Where did my New York Times submission go?

17 Jul

When a friend shared a New York Times opinion piece with me about confederate statues, my reaction was one of disappointment and I rejected the premise that tearing down statues was the solution for solving America’s racial divide.

Although the opinion piece was written by an African American woman life myself, our views on the subject were on disparate poles. In response, I wrote my own opinion letter in which I addressed the author by name in its title. I then submitted the piece called “UnMonumental Moments: A Response to Carole Randall Williams” to the editorial staff at the New York Times.

Though I highly doubted that even if my letter passed through the necessary filters to reach the decision making desk that it would ever be published, I was still poised to wait for the three day recommended window for a response.

Surprisingly, I received an answer. The response was far from the one that I had expected. It was not an email aksing for my tax information,or a the formal cookie cutter rejection,  but instead it was stark,   eye-opening evidence that my doubts and suspicions about not  being published as a Black conservative in the New York Times  were indeed true.

Within two days after my submission, Bari Weiss, opinion writer and editor for the New York Times stunned the headlines when she handed in her resignation to the New York Times. 

Bari Weiss’ resignation sent  a message to me  confirming that I was not just imagining the hypocrisy that goes on in the editorial decision making process in liberal media outlets. 

It became crystal clear that only Black voices such as Ms. Williams that fit neatly into the liberal narrative would be welcomed. As a conservative voice I presented an opposing narrative and was  a liability to their proscribed agenda. 

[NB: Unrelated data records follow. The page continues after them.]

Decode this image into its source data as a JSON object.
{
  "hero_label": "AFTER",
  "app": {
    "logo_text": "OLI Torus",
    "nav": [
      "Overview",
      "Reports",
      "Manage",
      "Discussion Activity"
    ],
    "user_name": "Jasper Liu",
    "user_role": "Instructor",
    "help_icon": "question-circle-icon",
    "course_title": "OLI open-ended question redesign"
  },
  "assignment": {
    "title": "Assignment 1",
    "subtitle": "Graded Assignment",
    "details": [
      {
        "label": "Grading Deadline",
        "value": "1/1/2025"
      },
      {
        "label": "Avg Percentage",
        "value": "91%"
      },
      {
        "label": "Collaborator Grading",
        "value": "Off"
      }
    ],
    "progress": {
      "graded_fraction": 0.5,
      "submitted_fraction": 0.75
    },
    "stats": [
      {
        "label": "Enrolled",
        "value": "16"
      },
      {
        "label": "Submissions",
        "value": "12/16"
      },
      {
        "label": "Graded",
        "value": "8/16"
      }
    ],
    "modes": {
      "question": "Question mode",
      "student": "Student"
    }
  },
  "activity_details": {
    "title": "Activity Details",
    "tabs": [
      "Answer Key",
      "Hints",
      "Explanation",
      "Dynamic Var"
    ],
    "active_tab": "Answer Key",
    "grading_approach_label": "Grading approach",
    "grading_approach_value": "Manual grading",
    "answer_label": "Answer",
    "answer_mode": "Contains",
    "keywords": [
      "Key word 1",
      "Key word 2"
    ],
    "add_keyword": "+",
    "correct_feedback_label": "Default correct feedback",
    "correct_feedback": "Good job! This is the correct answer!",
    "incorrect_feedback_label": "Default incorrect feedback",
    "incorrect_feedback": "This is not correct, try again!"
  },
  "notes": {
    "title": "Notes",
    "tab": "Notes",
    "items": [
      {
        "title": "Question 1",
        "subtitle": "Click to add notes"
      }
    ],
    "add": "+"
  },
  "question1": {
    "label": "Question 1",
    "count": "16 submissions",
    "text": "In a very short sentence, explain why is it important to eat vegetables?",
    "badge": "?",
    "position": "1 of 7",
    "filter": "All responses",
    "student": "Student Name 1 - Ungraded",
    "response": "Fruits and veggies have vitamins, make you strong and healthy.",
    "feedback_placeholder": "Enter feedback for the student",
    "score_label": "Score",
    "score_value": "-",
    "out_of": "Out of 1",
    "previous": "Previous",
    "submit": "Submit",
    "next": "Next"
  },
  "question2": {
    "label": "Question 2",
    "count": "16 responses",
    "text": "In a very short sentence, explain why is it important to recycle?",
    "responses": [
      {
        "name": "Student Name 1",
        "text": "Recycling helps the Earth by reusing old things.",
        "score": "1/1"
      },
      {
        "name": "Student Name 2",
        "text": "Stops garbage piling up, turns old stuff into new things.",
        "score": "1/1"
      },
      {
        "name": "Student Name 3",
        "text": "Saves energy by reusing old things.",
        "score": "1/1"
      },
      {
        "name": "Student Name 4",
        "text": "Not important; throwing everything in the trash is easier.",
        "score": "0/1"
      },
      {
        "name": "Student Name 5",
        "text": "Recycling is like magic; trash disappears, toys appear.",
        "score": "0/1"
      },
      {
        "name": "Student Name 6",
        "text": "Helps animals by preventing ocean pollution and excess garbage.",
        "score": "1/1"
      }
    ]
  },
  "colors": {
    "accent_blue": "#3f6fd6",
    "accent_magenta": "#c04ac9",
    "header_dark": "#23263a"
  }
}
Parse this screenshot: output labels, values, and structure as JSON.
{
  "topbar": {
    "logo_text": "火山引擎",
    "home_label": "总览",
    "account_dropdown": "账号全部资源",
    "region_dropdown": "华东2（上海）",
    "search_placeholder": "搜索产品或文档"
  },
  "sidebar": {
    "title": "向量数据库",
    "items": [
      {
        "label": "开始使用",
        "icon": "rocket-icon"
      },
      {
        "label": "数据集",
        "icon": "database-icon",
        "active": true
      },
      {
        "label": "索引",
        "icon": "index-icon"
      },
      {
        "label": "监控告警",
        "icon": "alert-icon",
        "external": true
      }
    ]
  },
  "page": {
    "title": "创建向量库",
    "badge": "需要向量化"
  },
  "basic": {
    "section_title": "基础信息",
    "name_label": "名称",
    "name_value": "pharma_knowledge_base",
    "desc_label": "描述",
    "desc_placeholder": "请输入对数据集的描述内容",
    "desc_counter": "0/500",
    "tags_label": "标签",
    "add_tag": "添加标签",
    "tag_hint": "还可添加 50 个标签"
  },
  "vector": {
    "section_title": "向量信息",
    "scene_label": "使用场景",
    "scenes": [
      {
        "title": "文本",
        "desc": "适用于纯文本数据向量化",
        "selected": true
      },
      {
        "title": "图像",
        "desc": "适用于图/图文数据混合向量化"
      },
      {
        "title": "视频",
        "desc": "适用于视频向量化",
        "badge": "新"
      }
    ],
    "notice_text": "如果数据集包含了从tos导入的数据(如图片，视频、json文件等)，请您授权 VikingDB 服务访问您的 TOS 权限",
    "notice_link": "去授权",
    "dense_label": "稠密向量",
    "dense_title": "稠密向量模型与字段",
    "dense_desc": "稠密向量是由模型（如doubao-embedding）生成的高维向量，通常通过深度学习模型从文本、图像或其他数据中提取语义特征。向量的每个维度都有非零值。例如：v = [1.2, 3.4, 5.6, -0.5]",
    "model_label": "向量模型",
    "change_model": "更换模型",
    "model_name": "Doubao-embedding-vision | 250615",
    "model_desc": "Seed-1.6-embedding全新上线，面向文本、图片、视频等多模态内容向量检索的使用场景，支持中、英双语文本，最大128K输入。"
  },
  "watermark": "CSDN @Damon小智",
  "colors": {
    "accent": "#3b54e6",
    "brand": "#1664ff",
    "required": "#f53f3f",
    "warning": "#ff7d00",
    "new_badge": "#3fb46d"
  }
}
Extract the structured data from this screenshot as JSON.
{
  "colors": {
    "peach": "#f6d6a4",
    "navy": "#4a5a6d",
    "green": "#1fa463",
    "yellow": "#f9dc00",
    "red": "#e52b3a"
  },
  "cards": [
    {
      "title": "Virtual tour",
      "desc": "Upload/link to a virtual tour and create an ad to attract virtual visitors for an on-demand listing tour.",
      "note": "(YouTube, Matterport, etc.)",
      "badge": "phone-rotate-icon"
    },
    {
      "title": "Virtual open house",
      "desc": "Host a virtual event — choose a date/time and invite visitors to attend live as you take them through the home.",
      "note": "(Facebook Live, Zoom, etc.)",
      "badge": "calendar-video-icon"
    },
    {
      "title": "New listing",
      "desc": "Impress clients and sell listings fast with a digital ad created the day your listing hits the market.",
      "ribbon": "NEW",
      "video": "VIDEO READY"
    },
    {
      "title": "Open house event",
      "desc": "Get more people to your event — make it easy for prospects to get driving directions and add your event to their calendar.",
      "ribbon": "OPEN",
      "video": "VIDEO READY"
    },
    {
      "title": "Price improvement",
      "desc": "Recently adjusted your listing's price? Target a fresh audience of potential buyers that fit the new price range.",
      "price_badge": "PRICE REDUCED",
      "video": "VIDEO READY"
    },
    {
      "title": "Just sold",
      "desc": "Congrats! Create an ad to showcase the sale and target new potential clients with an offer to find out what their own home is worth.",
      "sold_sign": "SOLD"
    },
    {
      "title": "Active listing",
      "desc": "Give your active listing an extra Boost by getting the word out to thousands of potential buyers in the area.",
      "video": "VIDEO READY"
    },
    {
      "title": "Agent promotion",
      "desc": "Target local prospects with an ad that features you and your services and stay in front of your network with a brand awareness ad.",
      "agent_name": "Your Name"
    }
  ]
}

I continue to hold fast to my conviction that monuments should stand and that tearing them down is far from the answer to address any remaining vestiges of racism. Without a doubt Ms. Randall will remain steadfast in her belief that only tearing down the statues will solve the problems.

But, in the end,  it is not about our opposing contentious or vehemently opposed viewpoints as there being a leveling ground called Freedom of Speech that encourages voices from varying ideologies and viewpoints to use the timeless instrument of the media to share our differences in the form of civil discourse. 

The liberal extremism of the New York Times and countless other liberal medial outlets sends a message to conservatives throughout our nation that this basic right is absent in their publishing practices.

In the end, Ms. Weiss’ resignation provided the ultimate response to my query. It is one that I will cherish as a monument of courage and leadership. It is a monument that cannot be replaced.